Second, many of the positions that require Senate confirmation also have responsibilities assigned to them by statute or regulation. Simply put, they have day-to-day responsibilities making the big management decisions to assure that their departments pursue the president’s priorities and reviewing new and revised regulations. The need to focus on regulatory changes can’t be overstated. Many statutes give the various departments broad discretion in implementing the basic policies contained within the statute. While interested parties can challenge those regulations if they are not consistent with the statute, regulations that are consistent with the governing statute have the effect of law. While some of the work of drafting is done by career staff, it is still the duty of the political appointees to make sure that the regulation does what the administration wants it to do (i.e. goes as far as the administration thinks it can go to make the regulations consistent with the administration’s view of how things should be) and does not contain any language that could be used to frustrate the administration’s goals.

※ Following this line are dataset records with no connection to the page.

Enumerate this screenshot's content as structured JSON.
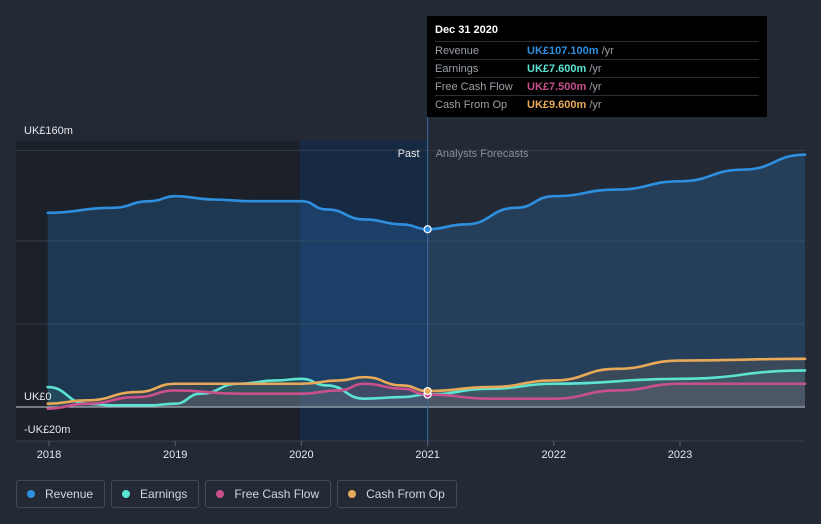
{
  "chart_data": {
    "type": "line",
    "y_tick_labels": [
      "UK£160m",
      "UK£0",
      "-UK£20m"
    ],
    "ylim": [
      -20,
      160
    ],
    "x_tick_labels": [
      "2018",
      "2019",
      "2020",
      "2021",
      "2022",
      "2023"
    ],
    "xlim": [
      2018,
      2024
    ],
    "past_label": "Past",
    "forecast_label": "Analysts Forecasts",
    "divider_x": 2021.0,
    "series": [
      {
        "name": "Revenue",
        "color": "#2f8fdf",
        "points": [
          [
            2017.99,
            117
          ],
          [
            2018.5,
            120
          ],
          [
            2018.8,
            124
          ],
          [
            2019.0,
            127
          ],
          [
            2019.3,
            125
          ],
          [
            2019.6,
            124
          ],
          [
            2020.0,
            124
          ],
          [
            2020.2,
            119
          ],
          [
            2020.5,
            113
          ],
          [
            2020.8,
            110
          ],
          [
            2021.0,
            107.1
          ],
          [
            2021.3,
            110
          ],
          [
            2021.7,
            120
          ],
          [
            2022.0,
            127
          ],
          [
            2022.5,
            131
          ],
          [
            2023.0,
            136
          ],
          [
            2023.5,
            143
          ],
          [
            2024.0,
            152
          ]
        ]
      },
      {
        "name": "Earnings",
        "color": "#5ce3d2",
        "points": [
          [
            2017.99,
            12
          ],
          [
            2018.3,
            2
          ],
          [
            2018.5,
            1
          ],
          [
            2018.8,
            1
          ],
          [
            2019.0,
            2
          ],
          [
            2019.2,
            8
          ],
          [
            2019.5,
            14
          ],
          [
            2019.8,
            16
          ],
          [
            2020.0,
            17
          ],
          [
            2020.2,
            13
          ],
          [
            2020.5,
            5
          ],
          [
            2020.8,
            6
          ],
          [
            2021.0,
            7.6
          ],
          [
            2021.5,
            11
          ],
          [
            2022.0,
            14
          ],
          [
            2023.0,
            17
          ],
          [
            2024.0,
            22
          ]
        ]
      },
      {
        "name": "Free Cash Flow",
        "color": "#c9508d",
        "points": [
          [
            2017.99,
            -1
          ],
          [
            2018.3,
            2
          ],
          [
            2018.7,
            6
          ],
          [
            2019.0,
            10
          ],
          [
            2019.5,
            8
          ],
          [
            2020.0,
            8
          ],
          [
            2020.3,
            10
          ],
          [
            2020.5,
            14
          ],
          [
            2020.8,
            11
          ],
          [
            2021.0,
            7.5
          ],
          [
            2021.5,
            5
          ],
          [
            2022.0,
            5
          ],
          [
            2022.5,
            10
          ],
          [
            2023.0,
            14
          ],
          [
            2024.0,
            14
          ]
        ]
      },
      {
        "name": "Cash From Op",
        "color": "#e8aa58",
        "points": [
          [
            2017.99,
            2
          ],
          [
            2018.3,
            4
          ],
          [
            2018.7,
            9
          ],
          [
            2019.0,
            14
          ],
          [
            2019.5,
            14
          ],
          [
            2020.0,
            14
          ],
          [
            2020.3,
            16
          ],
          [
            2020.5,
            18
          ],
          [
            2020.8,
            13
          ],
          [
            2021.0,
            9.6
          ],
          [
            2021.5,
            12
          ],
          [
            2022.0,
            16
          ],
          [
            2022.5,
            23
          ],
          [
            2023.0,
            28
          ],
          [
            2024.0,
            29
          ]
        ]
      }
    ]
  },
  "tooltip": {
    "date": "Dec 31 2020",
    "rows": [
      {
        "label": "Revenue",
        "value": "UK£107.100m",
        "unit": "/yr",
        "color": "#2f8fdf"
      },
      {
        "label": "Earnings",
        "value": "UK£7.600m",
        "unit": "/yr",
        "color": "#5ce3d2"
      },
      {
        "label": "Free Cash Flow",
        "value": "UK£7.500m",
        "unit": "/yr",
        "color": "#c9508d"
      },
      {
        "label": "Cash From Op",
        "value": "UK£9.600m",
        "unit": "/yr",
        "color": "#e8aa58"
      }
    ]
  },
  "legend": [
    {
      "label": "Revenue",
      "color": "#2f8fdf"
    },
    {
      "label": "Earnings",
      "color": "#5ce3d2"
    },
    {
      "label": "Free Cash Flow",
      "color": "#c9508d"
    },
    {
      "label": "Cash From Op",
      "color": "#e8aa58"
    }
  ]
}
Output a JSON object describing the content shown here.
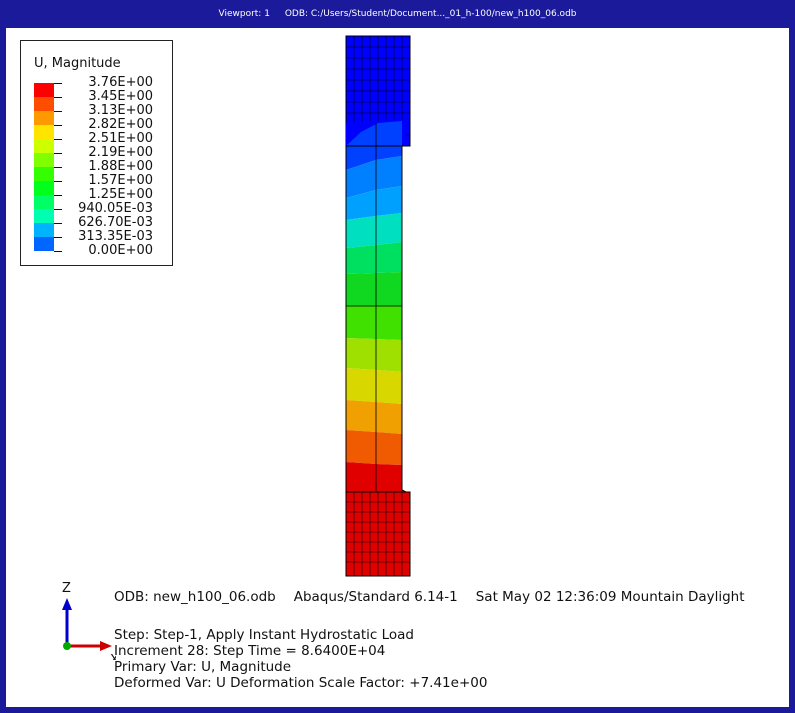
{
  "titlebar": {
    "viewport": "Viewport: 1",
    "odb_path": "ODB: C:/Users/Student/Document..._01_h-100/new_h100_06.odb"
  },
  "legend": {
    "title": "U, Magnitude",
    "labels": [
      "3.76E+00",
      "3.45E+00",
      "3.13E+00",
      "2.82E+00",
      "2.51E+00",
      "2.19E+00",
      "1.88E+00",
      "1.57E+00",
      "1.25E+00",
      "940.05E-03",
      "626.70E-03",
      "313.35E-03",
      "0.00E+00"
    ],
    "colors": [
      "#ff0000",
      "#ff4d00",
      "#ff9900",
      "#ffe400",
      "#ccff00",
      "#80ff00",
      "#33ff00",
      "#00ff1a",
      "#00ff66",
      "#00ffb3",
      "#00b3ff",
      "#0066ff",
      "#0000ff"
    ]
  },
  "info": {
    "odb": "ODB: new_h100_06.odb",
    "solver": "Abaqus/Standard 6.14-1",
    "date": "Sat May 02 12:36:09 Mountain Daylight",
    "step": "Step: Step-1, Apply Instant Hydrostatic Load",
    "increment": "Increment     28: Step Time =    8.6400E+04",
    "primary_var": "Primary Var: U, Magnitude",
    "deformed_var": "Deformed Var: U   Deformation Scale Factor: +7.41e+00"
  },
  "triad": {
    "z_label": "Z",
    "x_label": "X"
  }
}
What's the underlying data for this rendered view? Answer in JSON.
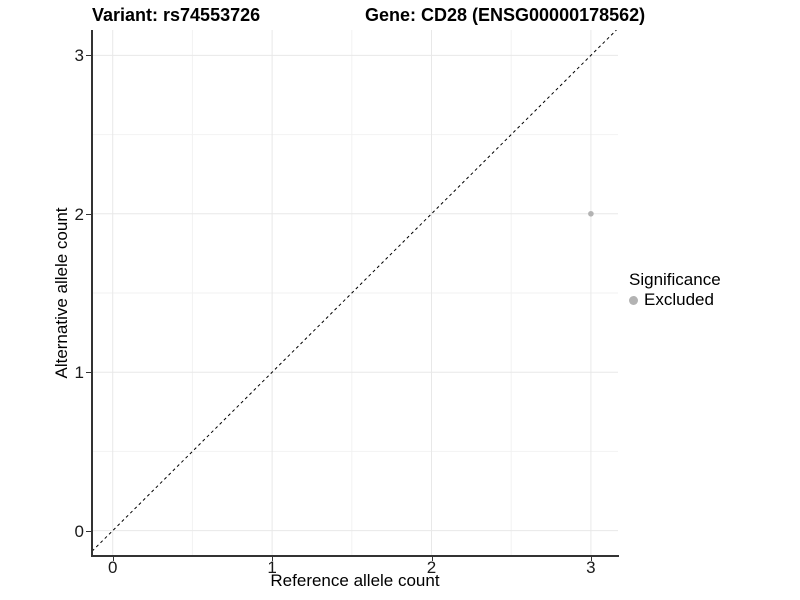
{
  "header": {
    "title_left": "Variant: rs74553726",
    "title_right": "Gene: CD28 (ENSG00000178562)"
  },
  "axes": {
    "x": {
      "label": "Reference allele count"
    },
    "y": {
      "label": "Alternative allele count"
    }
  },
  "legend": {
    "title": "Significance",
    "items": [
      {
        "label": "Excluded",
        "color": "#b3b3b3"
      }
    ]
  },
  "chart_data": {
    "type": "scatter",
    "title_left": "Variant: rs74553726",
    "title_right": "Gene: CD28 (ENSG00000178562)",
    "xlabel": "Reference allele count",
    "ylabel": "Alternative allele count",
    "xlim": [
      -0.13,
      3.17
    ],
    "ylim": [
      -0.16,
      3.16
    ],
    "x_ticks": [
      0,
      1,
      2,
      3
    ],
    "y_ticks": [
      0,
      1,
      2,
      3
    ],
    "x_minor_ticks": [
      0.5,
      1.5,
      2.5
    ],
    "y_minor_ticks": [
      0.5,
      1.5,
      2.5
    ],
    "grid": true,
    "identity_line": {
      "slope": 1,
      "intercept": 0,
      "style": "dashed",
      "color": "#000000"
    },
    "series": [
      {
        "name": "Excluded",
        "color": "#b3b3b3",
        "points": [
          {
            "x": 3,
            "y": 2
          }
        ]
      }
    ],
    "point_radius": 2.8,
    "legend": {
      "title": "Significance",
      "position": "right",
      "items": [
        "Excluded"
      ]
    },
    "colors": {
      "major_grid": "#e8e8e8",
      "minor_grid": "#f2f2f2",
      "axis": "#333333",
      "background": "#ffffff"
    }
  }
}
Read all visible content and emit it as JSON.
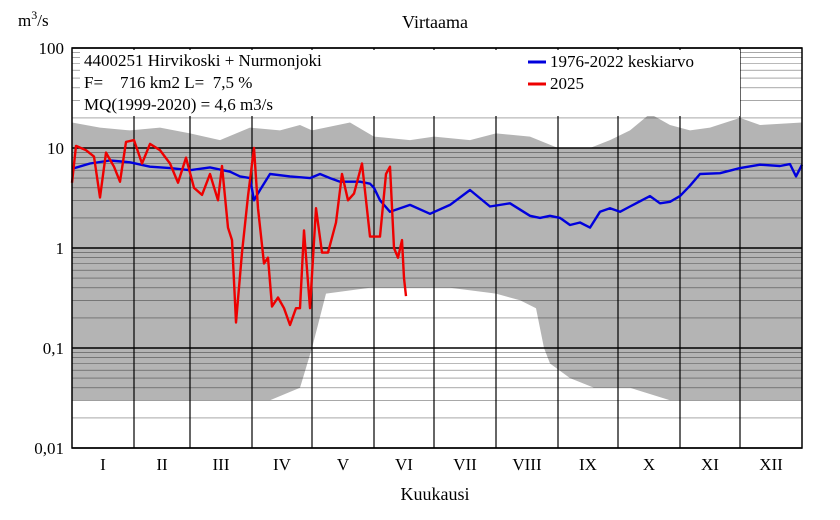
{
  "chart_data": {
    "type": "line",
    "title": "Virtaama",
    "ylabel_base": "m",
    "ylabel_sup": "3",
    "ylabel_tail": "/s",
    "xlabel": "Kuukausi",
    "yscale": "log",
    "ylim": [
      0.01,
      100
    ],
    "xlim": [
      1,
      366
    ],
    "y_ticks": [
      {
        "value": 100,
        "label": "100"
      },
      {
        "value": 10,
        "label": "10"
      },
      {
        "value": 1,
        "label": "1"
      },
      {
        "value": 0.1,
        "label": "0,1"
      },
      {
        "value": 0.01,
        "label": "0,01"
      }
    ],
    "months": [
      "I",
      "II",
      "III",
      "IV",
      "V",
      "VI",
      "VII",
      "VIII",
      "IX",
      "X",
      "XI",
      "XII"
    ],
    "month_start_days": [
      1,
      32,
      60,
      91,
      121,
      152,
      182,
      213,
      244,
      274,
      305,
      335,
      366
    ],
    "info": {
      "line1": "4400251 Hirvikoski + Nurmonjoki",
      "line2": "F=    716 km2 L=  7,5 %",
      "line3": "MQ(1999-2020) = 4,6 m3/s"
    },
    "colors": {
      "mean": "#0000dd",
      "y2025": "#ee0000",
      "envelope": "#b4b4b4"
    },
    "envelope": {
      "name": "historical min-max range",
      "upper": [
        [
          1,
          18
        ],
        [
          15,
          16
        ],
        [
          30,
          15
        ],
        [
          45,
          16
        ],
        [
          60,
          14
        ],
        [
          75,
          12
        ],
        [
          90,
          16
        ],
        [
          105,
          15
        ],
        [
          115,
          17
        ],
        [
          121,
          15
        ],
        [
          140,
          18
        ],
        [
          152,
          13
        ],
        [
          170,
          12
        ],
        [
          182,
          13
        ],
        [
          200,
          12
        ],
        [
          213,
          14
        ],
        [
          230,
          13
        ],
        [
          244,
          10
        ],
        [
          260,
          10
        ],
        [
          270,
          12
        ],
        [
          280,
          15
        ],
        [
          290,
          22
        ],
        [
          300,
          17
        ],
        [
          310,
          15
        ],
        [
          320,
          16
        ],
        [
          335,
          20
        ],
        [
          345,
          17
        ],
        [
          366,
          18
        ]
      ],
      "lower": [
        [
          1,
          0.03
        ],
        [
          20,
          0.03
        ],
        [
          40,
          0.03
        ],
        [
          60,
          0.03
        ],
        [
          80,
          0.03
        ],
        [
          100,
          0.03
        ],
        [
          115,
          0.04
        ],
        [
          121,
          0.1
        ],
        [
          128,
          0.35
        ],
        [
          150,
          0.4
        ],
        [
          170,
          0.4
        ],
        [
          190,
          0.4
        ],
        [
          213,
          0.35
        ],
        [
          225,
          0.3
        ],
        [
          233,
          0.25
        ],
        [
          237,
          0.1
        ],
        [
          240,
          0.07
        ],
        [
          250,
          0.05
        ],
        [
          262,
          0.04
        ],
        [
          280,
          0.04
        ],
        [
          300,
          0.03
        ],
        [
          320,
          0.03
        ],
        [
          335,
          0.03
        ],
        [
          350,
          0.03
        ],
        [
          366,
          0.03
        ]
      ]
    },
    "series": [
      {
        "name": "1976-2022 keskiarvo",
        "key": "mean",
        "points": [
          [
            1,
            6.2
          ],
          [
            10,
            7.0
          ],
          [
            20,
            7.5
          ],
          [
            30,
            7.2
          ],
          [
            40,
            6.5
          ],
          [
            50,
            6.3
          ],
          [
            60,
            6.0
          ],
          [
            70,
            6.4
          ],
          [
            80,
            5.8
          ],
          [
            85,
            5.2
          ],
          [
            90,
            5.0
          ],
          [
            92,
            3.0
          ],
          [
            95,
            3.8
          ],
          [
            100,
            5.5
          ],
          [
            110,
            5.2
          ],
          [
            120,
            5.0
          ],
          [
            125,
            5.5
          ],
          [
            130,
            5.0
          ],
          [
            135,
            4.6
          ],
          [
            140,
            4.6
          ],
          [
            145,
            4.6
          ],
          [
            150,
            4.4
          ],
          [
            152,
            4.0
          ],
          [
            155,
            3.0
          ],
          [
            160,
            2.3
          ],
          [
            170,
            2.7
          ],
          [
            180,
            2.2
          ],
          [
            190,
            2.7
          ],
          [
            200,
            3.8
          ],
          [
            210,
            2.6
          ],
          [
            220,
            2.8
          ],
          [
            230,
            2.1
          ],
          [
            235,
            2.0
          ],
          [
            240,
            2.1
          ],
          [
            245,
            2.0
          ],
          [
            250,
            1.7
          ],
          [
            255,
            1.8
          ],
          [
            260,
            1.6
          ],
          [
            265,
            2.3
          ],
          [
            270,
            2.5
          ],
          [
            275,
            2.3
          ],
          [
            280,
            2.6
          ],
          [
            290,
            3.3
          ],
          [
            295,
            2.8
          ],
          [
            300,
            2.9
          ],
          [
            305,
            3.3
          ],
          [
            310,
            4.2
          ],
          [
            315,
            5.5
          ],
          [
            325,
            5.6
          ],
          [
            335,
            6.3
          ],
          [
            345,
            6.8
          ],
          [
            355,
            6.6
          ],
          [
            360,
            6.9
          ],
          [
            363,
            5.2
          ],
          [
            366,
            6.8
          ]
        ]
      },
      {
        "name": "2025",
        "key": "y2025",
        "points": [
          [
            1,
            4.5
          ],
          [
            3,
            10.5
          ],
          [
            8,
            9.5
          ],
          [
            12,
            8.2
          ],
          [
            15,
            3.2
          ],
          [
            18,
            9.0
          ],
          [
            22,
            6.5
          ],
          [
            25,
            4.6
          ],
          [
            28,
            11.5
          ],
          [
            32,
            12.0
          ],
          [
            36,
            7.0
          ],
          [
            40,
            11.0
          ],
          [
            45,
            9.5
          ],
          [
            50,
            7.0
          ],
          [
            54,
            4.5
          ],
          [
            58,
            8.0
          ],
          [
            62,
            4.0
          ],
          [
            66,
            3.4
          ],
          [
            70,
            5.5
          ],
          [
            74,
            3.0
          ],
          [
            76,
            6.6
          ],
          [
            79,
            1.6
          ],
          [
            81,
            1.2
          ],
          [
            83,
            0.18
          ],
          [
            86,
            0.9
          ],
          [
            89,
            3.3
          ],
          [
            92,
            10.0
          ],
          [
            94,
            2.5
          ],
          [
            97,
            0.7
          ],
          [
            99,
            0.8
          ],
          [
            101,
            0.26
          ],
          [
            104,
            0.32
          ],
          [
            107,
            0.25
          ],
          [
            110,
            0.17
          ],
          [
            113,
            0.25
          ],
          [
            115,
            0.25
          ],
          [
            117,
            1.5
          ],
          [
            120,
            0.25
          ],
          [
            123,
            2.5
          ],
          [
            126,
            0.9
          ],
          [
            129,
            0.9
          ],
          [
            133,
            1.8
          ],
          [
            136,
            5.5
          ],
          [
            139,
            3.0
          ],
          [
            142,
            3.5
          ],
          [
            146,
            7.0
          ],
          [
            150,
            1.3
          ],
          [
            155,
            1.3
          ],
          [
            158,
            5.5
          ],
          [
            160,
            6.5
          ],
          [
            162,
            1.0
          ],
          [
            164,
            0.8
          ],
          [
            166,
            1.2
          ],
          [
            167,
            0.5
          ],
          [
            168,
            0.33
          ]
        ]
      }
    ]
  }
}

While administrations may assign staff members to review new regulations submitted by the various departments and agencies, that responsibility is not statutory. With limited exceptions (e.g., the Director of the Office of Management and Budget which is subject to Senate confirmation), if the president wants to designate a staff member as special counsel for trade and tax policy, he can do so. That person can then coordinate with the relevant departments and agencies (Treasury, Commerce, Office of U.S. Trade representatives) to get all of the information together and put forth a unified set of policy proposals for the president to review and decide what statutory and regulatory changes to pursue. More importantly, this person has close access to the president and senior staff to keep them in the loop on various ideas being considered.
Third, assigning a task to staff rather than a department or agency reduces the influence that the department or agency has in the process. When a department official is in charge of coordinating policy, that department gains additional influence in the process. The core functions of a department inevitably color how the senior civil servants in that department view issues. Furthermore, with some exceptions, the political appointees in a department tend to have backgrounds that overlap somewhat with the institutional bias of their departments. To use the trade policy topic, a review headed by Treasury tends to be more tax focused and a review headed by Commerce is more likely to be more focused on non-tax barriers to trade. While any review should give all departments a chance for input, the senior civil servants in the office coordinating the work will inherently get more input from direct access to that person. There will be issues on which those civil servants will oppose proposals simply because “that’s not how we do things here.” While the departments and agencies will still get input on a review coordinated out of the White House, no single department will have outsized influence.
In short, the nature of the U.S. government results in the White House staff taking lead in drafting major policy positions of the administration. It is likely to remain the same in the Trump Administration. However, that curious silence that you hear will be conservatives not making any noise about the power of “czars” in the Trump Administration.